Humans: Capable of Surviving As Omnivores, But Optimized To Be Frugivores

Human animals have a certain biological, physical and anatomical design, just as other animals do. No animal species is exactly the same as another species, but there are certain commonalities. For instance, all animals have animal cells. There are even specific categories of animals, such as mammals, who all have teeth, eyes, ears, mouths, lungs, brains, bones, etc.

Looking into specific aspects of anatomy, we can find similarities and differences according to different categories. One of these categories is the dietary class, which is to understand how the physical anatomy is structured in order to facilitate the consumption of specific dietary foods.

Human physiology can show us how the body works. When looking at diet, people can get confused between what our physiology allows us to do in order to survive, compared to what our physiological is optimally designed to do. Just because we can eat something in order to survive, doesn't mean it's an optimal source of food.

We can better understand how to optimally thrive by looking at what certain categories of food due to our bodies. But we can also look at other animal species, their physiological and anatomical design, and seeing what their dietary class is.
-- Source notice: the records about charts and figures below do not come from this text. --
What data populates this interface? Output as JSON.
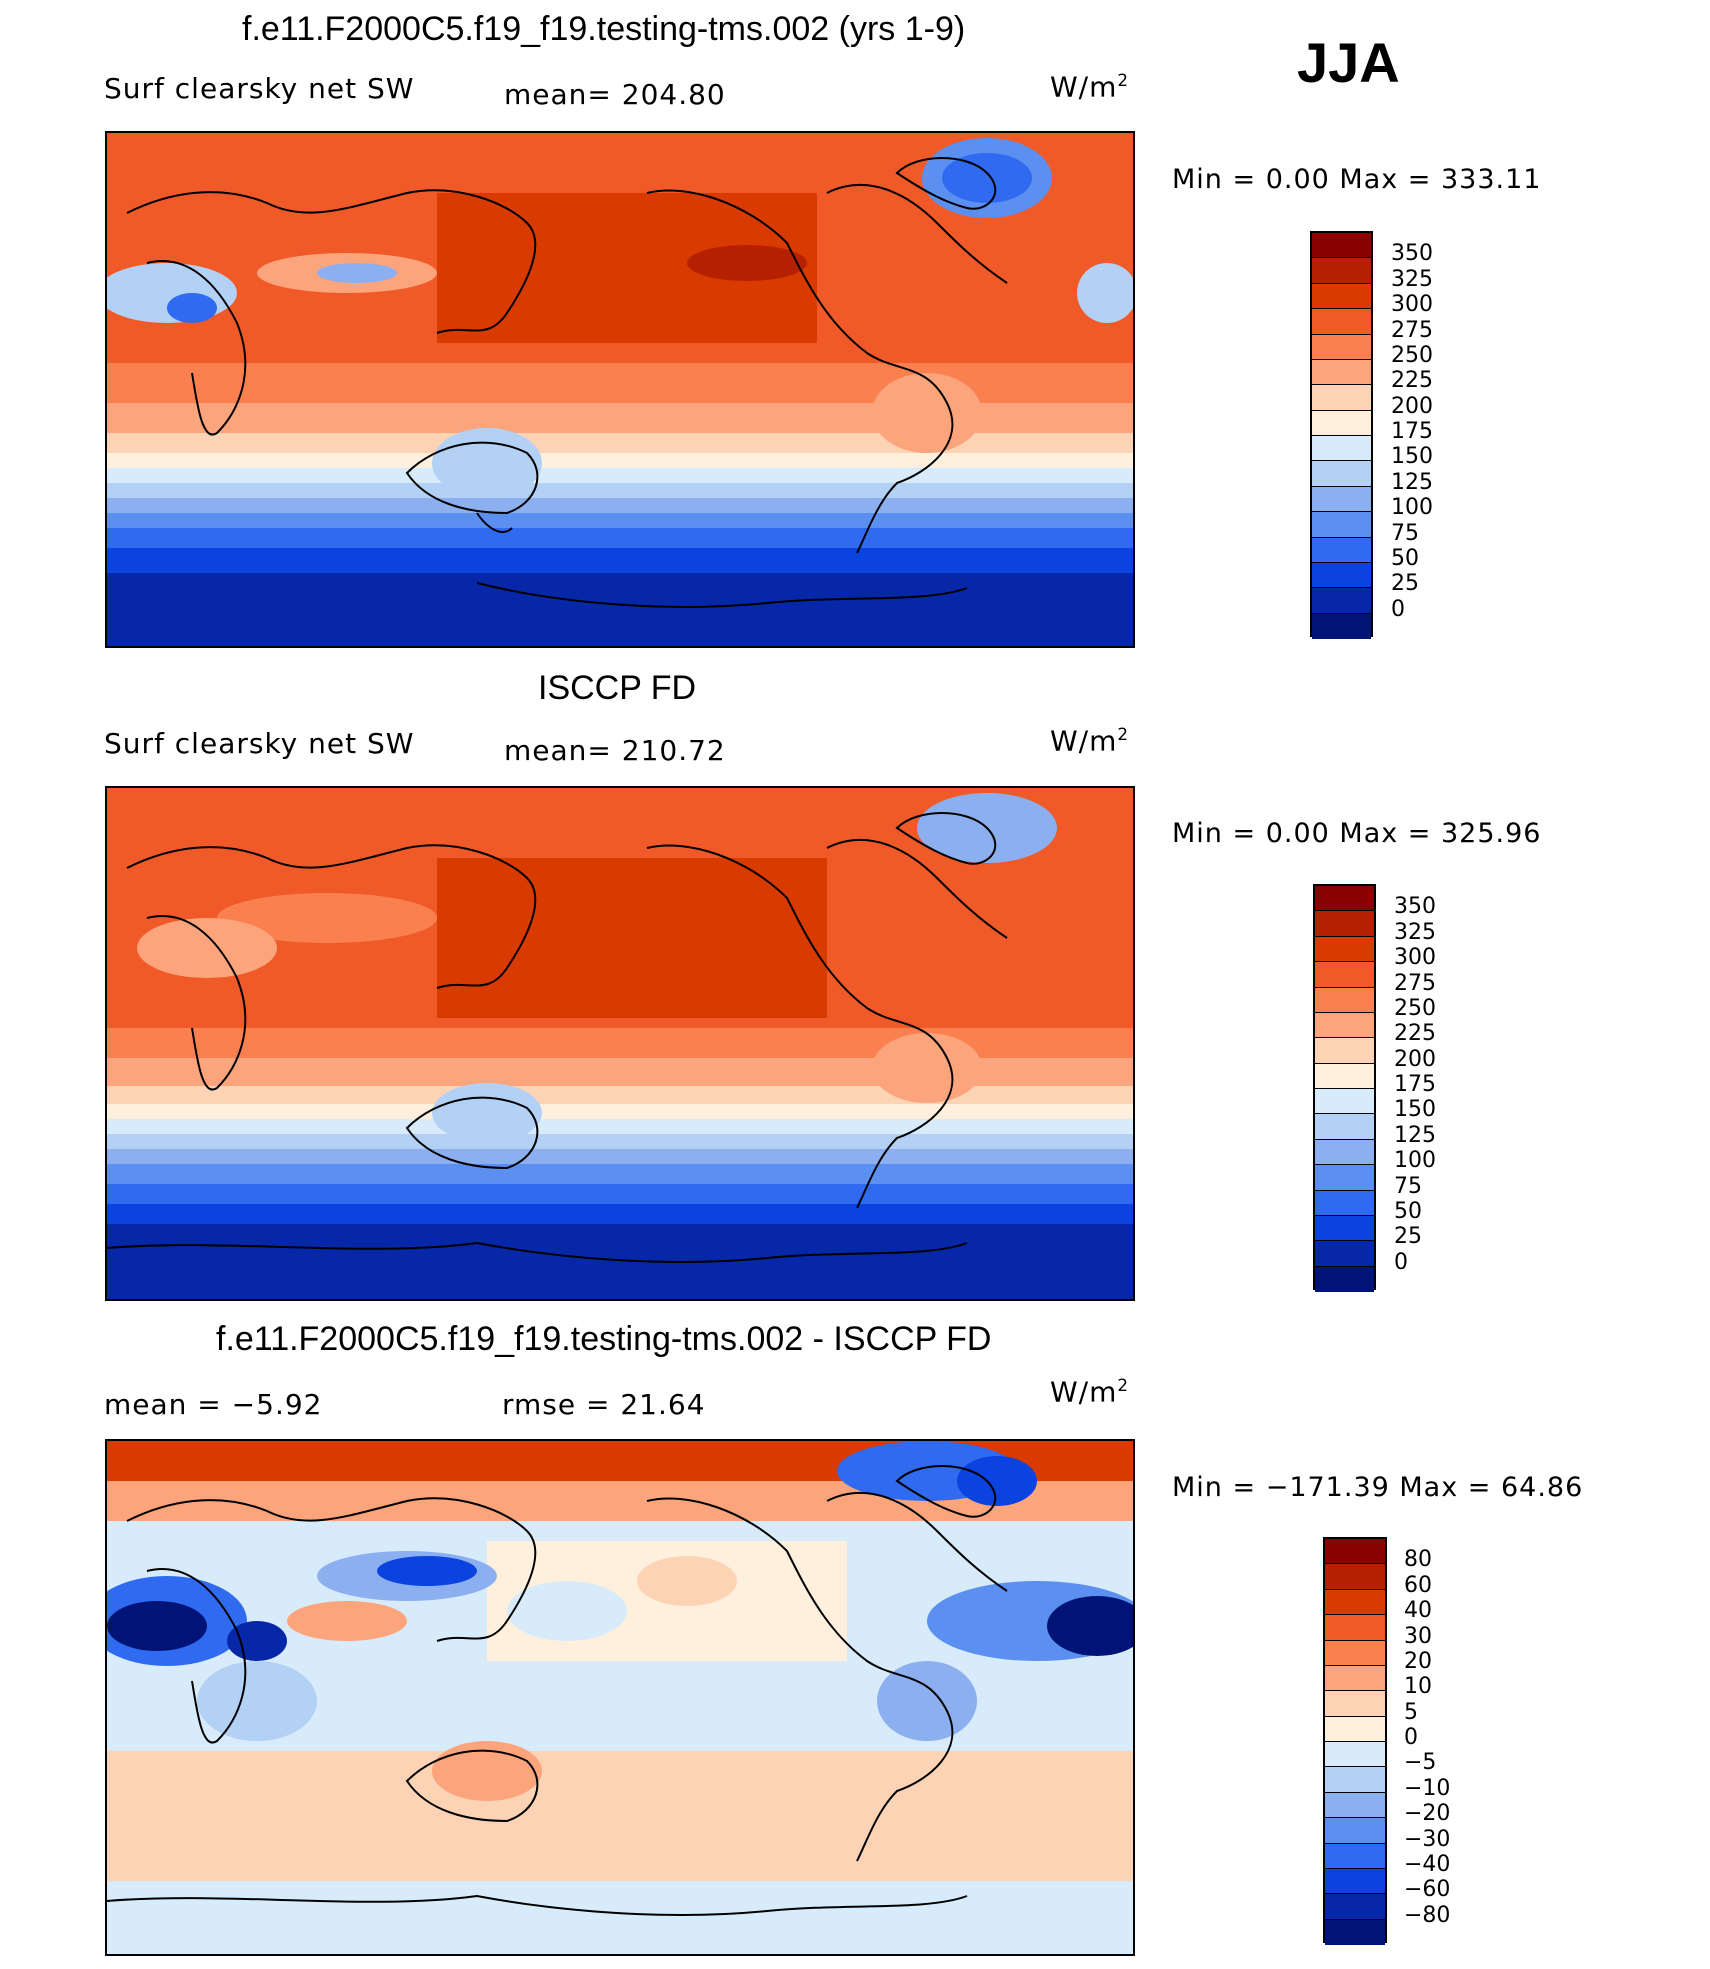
{
  "season": "JJA",
  "panels": [
    {
      "title": "f.e11.F2000C5.f19_f19.testing-tms.002 (yrs 1-9)",
      "left_label": "Surf clearsky net SW",
      "stat_label": "mean= 204.80",
      "stat2_label": "",
      "units_main": "W/m",
      "units_sup": "2",
      "min_max": "Min =    0.00 Max = 333.11",
      "colorbar_labels": [
        "350",
        "325",
        "300",
        "275",
        "250",
        "225",
        "200",
        "175",
        "150",
        "125",
        "100",
        "75",
        "50",
        "25",
        "0"
      ],
      "colorbar_colors": [
        "#8b0000",
        "#b52000",
        "#d83a00",
        "#f05a28",
        "#fb8050",
        "#fca47c",
        "#fdd3b5",
        "#fff0dd",
        "#d8ebfa",
        "#b3d0f5",
        "#8cb0ef",
        "#5b8ff0",
        "#2f6af0",
        "#0a43e0",
        "#0627a8",
        "#001478"
      ]
    },
    {
      "title": "ISCCP FD",
      "left_label": "Surf clearsky net SW",
      "stat_label": "mean= 210.72",
      "stat2_label": "",
      "units_main": "W/m",
      "units_sup": "2",
      "min_max": "Min =    0.00 Max = 325.96",
      "colorbar_labels": [
        "350",
        "325",
        "300",
        "275",
        "250",
        "225",
        "200",
        "175",
        "150",
        "125",
        "100",
        "75",
        "50",
        "25",
        "0"
      ],
      "colorbar_colors": [
        "#8b0000",
        "#b52000",
        "#d83a00",
        "#f05a28",
        "#fb8050",
        "#fca47c",
        "#fdd3b5",
        "#fff0dd",
        "#d8ebfa",
        "#b3d0f5",
        "#8cb0ef",
        "#5b8ff0",
        "#2f6af0",
        "#0a43e0",
        "#0627a8",
        "#001478"
      ]
    },
    {
      "title": "f.e11.F2000C5.f19_f19.testing-tms.002 - ISCCP FD",
      "left_label": "mean =   −5.92",
      "stat_label": "rmse =   21.64",
      "stat2_label": "",
      "units_main": "W/m",
      "units_sup": "2",
      "min_max": "Min = −171.39 Max =   64.86",
      "colorbar_labels": [
        "80",
        "60",
        "40",
        "30",
        "20",
        "10",
        "5",
        "0",
        "−5",
        "−10",
        "−20",
        "−30",
        "−40",
        "−60",
        "−80"
      ],
      "colorbar_colors": [
        "#8b0000",
        "#b52000",
        "#d83a00",
        "#f05a28",
        "#fb8050",
        "#fca47c",
        "#fdd3b5",
        "#fff0dd",
        "#d8ebfa",
        "#b3d0f5",
        "#8cb0ef",
        "#5b8ff0",
        "#2f6af0",
        "#0a43e0",
        "#0627a8",
        "#001478"
      ]
    }
  ]
}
Then we can compare their anatomy two hours in order to better understand what we are actually designed to eat, not for mere survival, but for a thriving optimized level of health.

Mammals can generally be categorized into four or five categories for their dietary class:

  • carnivore
  • omnivore
  • herbivore
  • frugivore
  • foliovore

Here is a chart comparing the various types of mammals and their dietary class:

comparative-anatomy-vegan-crop.jpg

The full chart is at the bottom.

You can see through comparative anatomy, by the way our bodies are constructed and designed, that we match most closely the category of frugivore and herbovore, but more so a frugivore. We are not designed as natural omnivores, despite the claims to the contrary. We can survive through an omnivorous diet, but that is not what we are optimally designed to eat.
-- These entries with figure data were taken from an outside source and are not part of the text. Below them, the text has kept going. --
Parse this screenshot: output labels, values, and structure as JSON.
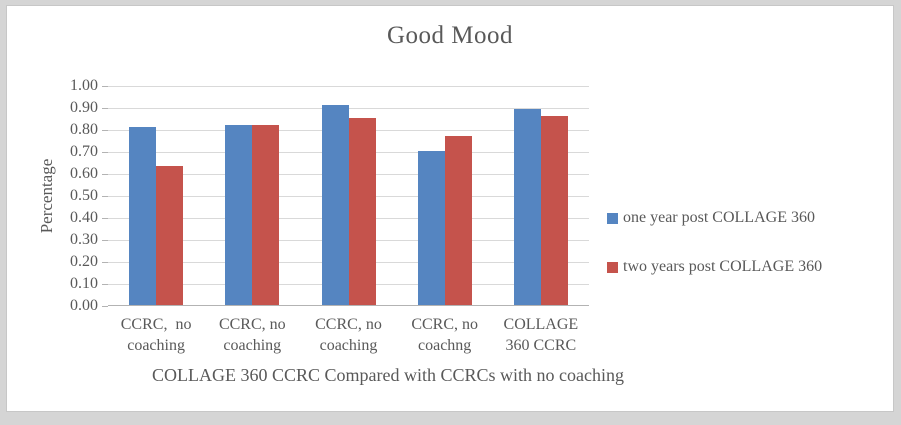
{
  "title": "Good Mood",
  "colors": {
    "series1_blue": "#5585c1",
    "series2_red": "#c5534c",
    "text": "#595959",
    "gridline": "#d9d9d9",
    "axis_line": "#b3b3b3",
    "chart_background": "#ffffff",
    "page_background": "#d5d5d5"
  },
  "chart_data": {
    "type": "bar",
    "title": "Good Mood",
    "categories": [
      "CCRC,  no coaching",
      "CCRC, no coaching",
      "CCRC, no coaching",
      "CCRC, no coachng",
      "COLLAGE 360 CCRC"
    ],
    "series": [
      {
        "name": "one year post COLLAGE 360",
        "color": "#5585c1",
        "values": [
          0.81,
          0.82,
          0.91,
          0.7,
          0.89
        ]
      },
      {
        "name": "two years post COLLAGE 360",
        "color": "#c5534c",
        "values": [
          0.63,
          0.82,
          0.85,
          0.77,
          0.86
        ]
      }
    ],
    "xlabel": "COLLAGE 360 CCRC Compared with CCRCs with no coaching",
    "ylabel": "Percentage",
    "ylim": [
      0,
      1.0
    ],
    "ytick_step": 0.1,
    "yticks": [
      "1.00",
      "0.90",
      "0.80",
      "0.70",
      "0.60",
      "0.50",
      "0.40",
      "0.30",
      "0.20",
      "0.10",
      "0.00"
    ],
    "grid": "horizontal",
    "legend_position": "right"
  }
}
The following is a short list of how we match herbivores and frugivores, not carnivores or omnivores.

  • a small mouth opening relative to the size of our head
  • the construction of our jaw
  • lateral chewing motion, not sharing and crushing
  • the need to chew our food, as opposed to swallowing large chunks
  • more facial muscles to help with chewing
  • dull and short teeth, not long and sharp
  • mostly alkaline saliva, not acidic
  • medium stomach acidity, not high acidity
  • small intestines about nine times our body length, not three times

There are more to see in the full chart at the bottom.

Also, looking at three distinct group of species and their major dietary patterns, a high quality diet for a species can be determined by the looking at the functional body size relative to the absorptive mucosa of the digestive tract.

Here is a chart showing that humans line up perfectly with the diet of frugivores, not foliovores (foliage-leaf eaters) or faunivores/carnivores (meat eaters).

body-size-to-mucous.jpg

Source: Claude Marcel Hladik, Patrick Pasquet. The human adaptations to meat eating: a reappraisal. Human Evolution, Springer Verlag, 2002, 17, pp.199-206

Gut measurements of primate species do not support the contention that human digestive tract is specialized for meat-eating, especially when taking into account allometric factors and their variations between folivores, frugivores and meat-eaters. The dietary status of the human species is that of an unspecialized frugivore, having a flexible diet that includes seeds and meat (omnivorous diet)

We are flexibly designed to survive in other ways than what is a high quality optimal diet for health. We can survive as omnivores as part of the design capabilities in our biology, but that isn't the best way for us to live, it's only about being able to survive. To thrive and be in optimal health, we are designed as frugivores. All the science points to this reality.